There are many reasons for partners, married or not, to disagree, but what kind of furniture to have in one’s home doesn’t have to be one of them. Since I deal primarily with clients that live in heritage homes you’d think that having antique furniture was a given, but that’s not necessarily the case.
These disagreements have less to do with whether the furniture is antique or not and more to do with the lines of the furniture. Some people find Victorian and turn-of-the-century pieces too fussy with the curves, inlay, and carving that are prevalent in most furniture of this age. Others find the more modern furniture cold, lifeless, and akin to Pablum for a room. (Do they even make Pablum anymore? For the uninitiated, Pablum was a semi-solid baby food that was grey-beige in colour).
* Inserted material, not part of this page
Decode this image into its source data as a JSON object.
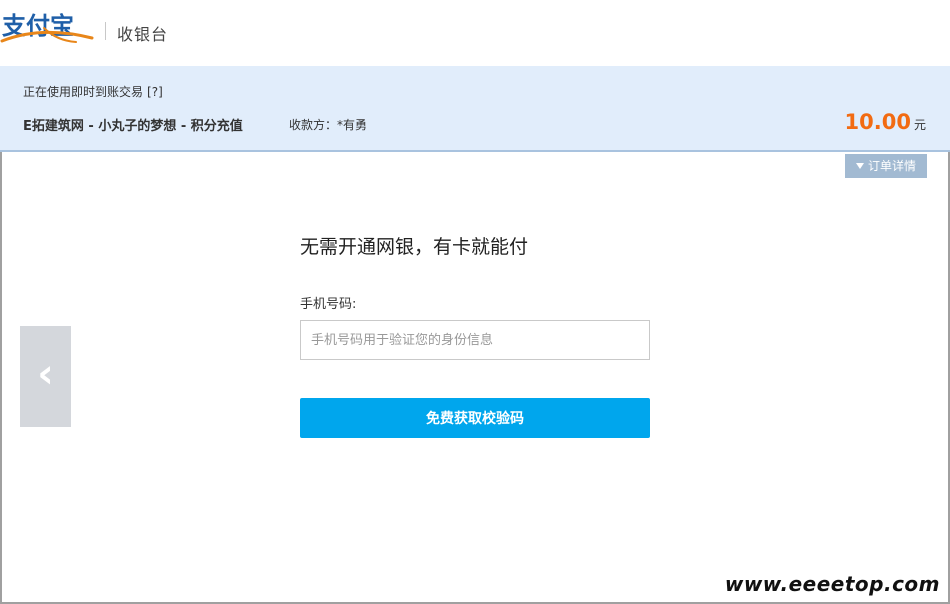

Arts and Crafts furniture, in my opinion, is a terrific compromise. The lines of the furniture are not fussy. In fact, they are very simple, almost modern, veering into the geometric, at least in North American. The British version of Arts and Crafts furniture, where the style originated, has some curves and inlay but the overall effect is still simple in shape.
Simplicity of shape and construction allows the grain of the wood to shine. Most of the better pieces of furniture from the late Victorian era into the 1920’s was made of solid, quarter-sawn oak. Cutting a log to create the patterns that are so highly prized in such pieces of furniture is a practice that is no longer financially feasible or environmentally friendly. Some modern reproduction pieces are made in this way, however they are much more expensive than straight-grain oak.
In summing the benefits of this style of furniture, Arts and Crafts furniture pleases the eye of the modernist with its clean lines and sparse details as much as it please the person who loves antiques because of their age and character. And something else even more amazing? Buying original pieces rather than contemporary knock-offs will save you anywhere from 50-75%! They will be smaller in scale and thus, fit perfectly into heritage home.